ECB fine tunes communication as recovery broadens
A generally more optimistic ECB looks set to announce its roadmap for QE tapering in September. QE tapering itself may start in Q1 2018.
The ECB delivered a fairly balanced, albeit more optimistic message at today’s press conference, echoing upward revisions to the staff projections for 2017-18 euro area GDP growth and inflation. Crucially, however, the 2019 projection for inflation was left unchanged at 1.7%.
Looking ahead, the ECB’s four inflation criteria are unlikely to be fully met before year’s end. We still expect the ECB to wait until September before announcing a tapering of asset purchases starting in Q1 2018. As regards policy rates, our baseline remains for a first hike in the deposit facility rate in Q4 2018.

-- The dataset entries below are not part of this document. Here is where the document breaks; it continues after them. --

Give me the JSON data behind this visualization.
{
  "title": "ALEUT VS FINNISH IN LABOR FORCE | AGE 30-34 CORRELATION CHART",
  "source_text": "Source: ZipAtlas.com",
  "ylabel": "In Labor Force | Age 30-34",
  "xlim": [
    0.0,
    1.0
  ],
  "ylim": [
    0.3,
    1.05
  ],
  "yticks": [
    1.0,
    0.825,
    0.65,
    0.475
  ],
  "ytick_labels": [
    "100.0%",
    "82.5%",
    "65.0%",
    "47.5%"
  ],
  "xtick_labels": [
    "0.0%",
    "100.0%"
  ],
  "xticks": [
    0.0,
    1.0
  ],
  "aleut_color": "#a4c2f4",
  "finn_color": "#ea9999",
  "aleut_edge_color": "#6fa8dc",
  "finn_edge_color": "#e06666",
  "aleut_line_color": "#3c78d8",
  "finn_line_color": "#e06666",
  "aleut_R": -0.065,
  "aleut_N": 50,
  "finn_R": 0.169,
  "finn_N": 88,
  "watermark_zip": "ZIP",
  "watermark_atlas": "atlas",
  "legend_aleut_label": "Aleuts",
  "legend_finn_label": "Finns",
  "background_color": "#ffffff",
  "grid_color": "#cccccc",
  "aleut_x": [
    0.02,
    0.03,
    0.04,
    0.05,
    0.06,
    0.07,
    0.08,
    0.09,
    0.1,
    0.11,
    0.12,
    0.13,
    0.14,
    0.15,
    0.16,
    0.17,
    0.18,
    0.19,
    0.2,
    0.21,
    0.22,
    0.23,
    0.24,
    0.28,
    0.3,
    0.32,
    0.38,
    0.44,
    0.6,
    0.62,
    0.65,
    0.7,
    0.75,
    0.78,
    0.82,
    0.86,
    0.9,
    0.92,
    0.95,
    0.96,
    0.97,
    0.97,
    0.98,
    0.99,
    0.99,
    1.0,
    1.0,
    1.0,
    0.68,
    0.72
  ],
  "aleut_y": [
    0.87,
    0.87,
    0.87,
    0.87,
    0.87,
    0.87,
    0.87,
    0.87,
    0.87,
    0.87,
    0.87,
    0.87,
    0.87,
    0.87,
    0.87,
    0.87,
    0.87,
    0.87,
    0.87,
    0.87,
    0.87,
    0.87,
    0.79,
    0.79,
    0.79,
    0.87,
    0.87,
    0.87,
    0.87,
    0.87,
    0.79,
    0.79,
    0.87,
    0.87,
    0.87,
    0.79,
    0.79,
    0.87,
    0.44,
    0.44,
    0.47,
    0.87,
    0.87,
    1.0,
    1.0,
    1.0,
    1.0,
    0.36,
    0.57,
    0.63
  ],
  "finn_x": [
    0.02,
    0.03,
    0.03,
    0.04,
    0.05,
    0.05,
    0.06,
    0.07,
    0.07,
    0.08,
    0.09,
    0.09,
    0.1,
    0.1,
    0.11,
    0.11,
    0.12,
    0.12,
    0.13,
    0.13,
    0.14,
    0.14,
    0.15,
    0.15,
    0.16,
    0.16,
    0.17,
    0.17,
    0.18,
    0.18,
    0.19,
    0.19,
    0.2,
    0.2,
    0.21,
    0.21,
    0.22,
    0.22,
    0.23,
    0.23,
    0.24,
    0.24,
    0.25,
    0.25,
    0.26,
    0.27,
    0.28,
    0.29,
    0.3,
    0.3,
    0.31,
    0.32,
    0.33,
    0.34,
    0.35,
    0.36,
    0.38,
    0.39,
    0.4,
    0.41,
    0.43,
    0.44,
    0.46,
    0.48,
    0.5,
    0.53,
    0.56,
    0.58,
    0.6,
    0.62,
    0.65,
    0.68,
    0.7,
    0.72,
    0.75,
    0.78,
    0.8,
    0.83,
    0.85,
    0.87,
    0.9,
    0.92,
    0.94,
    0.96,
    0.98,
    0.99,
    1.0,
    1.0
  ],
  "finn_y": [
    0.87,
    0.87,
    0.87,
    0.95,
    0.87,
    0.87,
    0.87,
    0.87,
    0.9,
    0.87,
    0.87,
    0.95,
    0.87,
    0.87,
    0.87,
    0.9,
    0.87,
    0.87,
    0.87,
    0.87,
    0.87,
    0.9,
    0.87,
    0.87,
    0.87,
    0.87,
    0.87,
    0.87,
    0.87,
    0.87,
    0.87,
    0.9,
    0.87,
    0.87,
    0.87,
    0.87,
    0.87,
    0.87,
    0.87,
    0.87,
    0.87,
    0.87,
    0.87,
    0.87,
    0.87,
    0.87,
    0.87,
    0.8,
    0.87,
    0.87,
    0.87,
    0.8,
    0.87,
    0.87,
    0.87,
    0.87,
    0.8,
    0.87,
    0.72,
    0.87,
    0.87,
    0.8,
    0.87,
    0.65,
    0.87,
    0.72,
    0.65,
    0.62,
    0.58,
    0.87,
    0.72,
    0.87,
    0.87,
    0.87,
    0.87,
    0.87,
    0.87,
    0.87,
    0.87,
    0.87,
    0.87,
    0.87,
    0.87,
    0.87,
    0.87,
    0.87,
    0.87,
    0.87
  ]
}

The ECB’s governing council statement was adjusted at the margin. It was still consistent with a dovish bias, although the press conference signalled a gradual shift in the ECB’s forward guidance toward a more neutral stance, in our view.
Although the balance of risks on economic activity remained “tilted to the downside”, according to the statement, it said risks had become “less pronounced”. Importantly, the bias for lower rates was kept in the statement, with policy rates expected to remain “at present or lower levels for an extended period of time, and well past the horizon of net asset purchases”, but the reference to rate cuts as a policy instrument was removed. The ECB also reiterated its commitment to implement QE until at least December 2017, and to increase the pace of asset purchases if needed.
To be sure, the bigger picture remains unchanged – the ECB’s mission is not yet complete. Beyond political risks, the ECB’s main concern continues to be the lack of “upward adjustment” in core prices. Core inflation remains too low, below 1% in February, and wage growth is subdued. We do not expect the ECB’s inflation criteria to be fully met until Q4 2017, providing ample justification for a cautious approach to policy normalisation.
Notwithstanding the improvement in the economic outlook, the ECB’s bias for rate cuts and QE extension was maintained at this stage. Still, a proper debate on the sequencing of policy normalisation could start at the ECB’s June meeting, including on the timing of tapering and rate hikes.